Rome’s greatest poet, the singer of his legendary origins, Publius Vergilius Maro was born near Mantua on the 15th of October 70 b.C., son of a small landowner. Even in his youth, he went to Naples for the first time in order to attend the philosophy school, even before moving to Rome in order to complete the course with the rhetoric studies.
In 42 b.C., during a difficult stage of his life which brought him back to philosophy studies, he went back to the Parthenope city, where Philodemus of Gadara and his disciple Siro introduced Epicureanism. In Naples, between 42 and 39 b.C., the poet dedicated himself to the composition of the Bucolics.
His stay in Naples has been determining even for his second poem, the Georgics, which needed seven years of work from 37 to 30 b.C., whereas his greatest book, the Aeneid saw the light in Naples and Rome between 29 and 19 b.C,. As a great friend of Maecenas, Virgil frequented him assiduously in Rome as well as in his properties in Campania, in the area of Atella.
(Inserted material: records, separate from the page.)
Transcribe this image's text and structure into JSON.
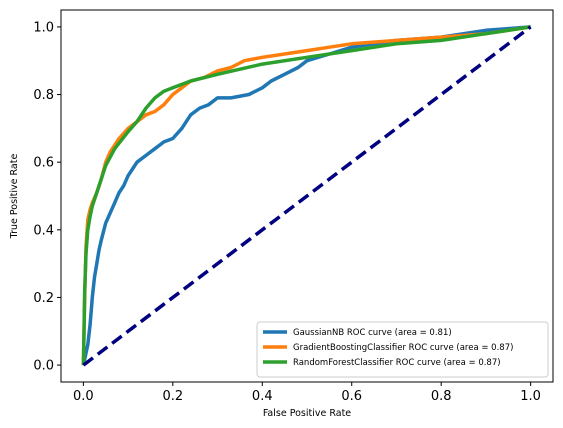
{
  "chart_data": {
    "type": "line",
    "title": "",
    "xlabel": "False Positive Rate",
    "ylabel": "True Positive Rate",
    "xlim": [
      -0.05,
      1.05
    ],
    "ylim": [
      -0.05,
      1.05
    ],
    "xticks": [
      0.0,
      0.2,
      0.4,
      0.6,
      0.8,
      1.0
    ],
    "yticks": [
      0.0,
      0.2,
      0.4,
      0.6,
      0.8,
      1.0
    ],
    "xtick_labels": [
      "0.0",
      "0.2",
      "0.4",
      "0.6",
      "0.8",
      "1.0"
    ],
    "ytick_labels": [
      "0.0",
      "0.2",
      "0.4",
      "0.6",
      "0.8",
      "1.0"
    ],
    "grid": false,
    "legend_position": "bottom-right",
    "series": [
      {
        "name": "GaussianNB ROC curve (area = 0.81)",
        "color": "#1f77b4",
        "style": "solid",
        "x": [
          0.0,
          0.005,
          0.01,
          0.015,
          0.02,
          0.025,
          0.03,
          0.035,
          0.04,
          0.05,
          0.06,
          0.07,
          0.08,
          0.09,
          0.1,
          0.11,
          0.12,
          0.14,
          0.16,
          0.18,
          0.2,
          0.22,
          0.24,
          0.26,
          0.28,
          0.3,
          0.33,
          0.37,
          0.4,
          0.42,
          0.45,
          0.48,
          0.5,
          0.55,
          0.6,
          0.65,
          0.7,
          0.8,
          0.85,
          0.9,
          0.95,
          1.0
        ],
        "y": [
          0.0,
          0.03,
          0.06,
          0.12,
          0.2,
          0.26,
          0.3,
          0.34,
          0.37,
          0.42,
          0.45,
          0.48,
          0.51,
          0.53,
          0.56,
          0.58,
          0.6,
          0.62,
          0.64,
          0.66,
          0.67,
          0.7,
          0.74,
          0.76,
          0.77,
          0.79,
          0.79,
          0.8,
          0.82,
          0.84,
          0.86,
          0.88,
          0.9,
          0.92,
          0.94,
          0.95,
          0.96,
          0.97,
          0.98,
          0.99,
          0.995,
          1.0
        ]
      },
      {
        "name": "GradientBoostingClassifier ROC curve (area = 0.87)",
        "color": "#ff7f0e",
        "style": "solid",
        "x": [
          0.0,
          0.003,
          0.006,
          0.01,
          0.015,
          0.02,
          0.03,
          0.04,
          0.05,
          0.06,
          0.08,
          0.1,
          0.12,
          0.14,
          0.16,
          0.18,
          0.2,
          0.22,
          0.24,
          0.27,
          0.3,
          0.33,
          0.36,
          0.4,
          0.45,
          0.5,
          0.55,
          0.6,
          0.7,
          0.8,
          0.9,
          1.0
        ],
        "y": [
          0.0,
          0.2,
          0.35,
          0.43,
          0.46,
          0.48,
          0.51,
          0.55,
          0.6,
          0.63,
          0.67,
          0.7,
          0.72,
          0.74,
          0.75,
          0.77,
          0.8,
          0.82,
          0.84,
          0.85,
          0.87,
          0.88,
          0.9,
          0.91,
          0.92,
          0.93,
          0.94,
          0.95,
          0.96,
          0.97,
          0.98,
          1.0
        ]
      },
      {
        "name": "RandomForestClassifier ROC curve (area = 0.87)",
        "color": "#2ca02c",
        "style": "solid",
        "x": [
          0.0,
          0.003,
          0.006,
          0.01,
          0.015,
          0.02,
          0.03,
          0.05,
          0.07,
          0.1,
          0.12,
          0.14,
          0.16,
          0.18,
          0.2,
          0.22,
          0.24,
          0.3,
          0.4,
          0.5,
          0.6,
          0.7,
          0.8,
          0.9,
          1.0
        ],
        "y": [
          0.0,
          0.22,
          0.33,
          0.4,
          0.44,
          0.47,
          0.51,
          0.59,
          0.64,
          0.69,
          0.72,
          0.76,
          0.79,
          0.81,
          0.82,
          0.83,
          0.84,
          0.86,
          0.89,
          0.91,
          0.93,
          0.95,
          0.96,
          0.98,
          1.0
        ]
      },
      {
        "name": "",
        "color": "#000080",
        "style": "dashed",
        "x": [
          0.0,
          1.0
        ],
        "y": [
          0.0,
          1.0
        ]
      }
    ]
  }
}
Maecenas introduced him to Augustus, of whom Virgil became a great supporter, putting his art at the service of the growing empire.
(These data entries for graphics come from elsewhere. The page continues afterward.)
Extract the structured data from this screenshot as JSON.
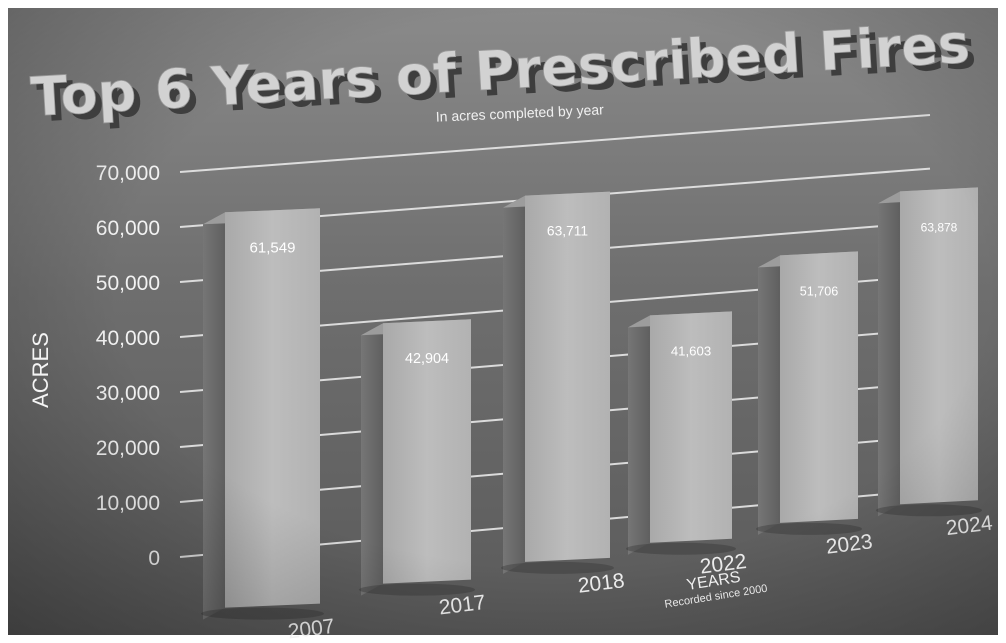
{
  "chart_data": {
    "type": "bar",
    "title": "Top 6 Years of Prescribed Fires",
    "subtitle": "In acres completed by year",
    "ylabel": "ACRES",
    "xlabel": "YEARS",
    "xlabel_note": "Recorded since 2000",
    "categories": [
      "2007",
      "2017",
      "2018",
      "2022",
      "2023",
      "2024"
    ],
    "values": [
      61549,
      42904,
      63711,
      41603,
      51706,
      63878
    ],
    "value_labels": [
      "61,549",
      "42,904",
      "63,711",
      "41,603",
      "51,706",
      "63,878"
    ],
    "ylim": [
      0,
      70000
    ],
    "yticks": [
      0,
      10000,
      20000,
      30000,
      40000,
      50000,
      60000,
      70000
    ],
    "ytick_labels": [
      "0",
      "10,000",
      "20,000",
      "30,000",
      "40,000",
      "50,000",
      "60,000",
      "70,000"
    ],
    "grid": true,
    "style": "3d-perspective-grayscale"
  }
}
As a friend, according to the the medieval biographers, it was apparently Virgil who advised the emperor to build a big aqueduct in order to bring water from Serino to Naples and to Pozzuoli and Baia. In the same way he might have suggested other public books for the benefit of the places he loved and which also had an important role in the poetic inspiration and in the Aeneid, to which he was still working in the year 19 b.C. when, after having returned from a trip to Greece, he died in Brindisi on the 21st of September. He has been buried in Naples, in the Parco Virgiliano of Fuorigrotta, where you can still visit Virgil’s tomb.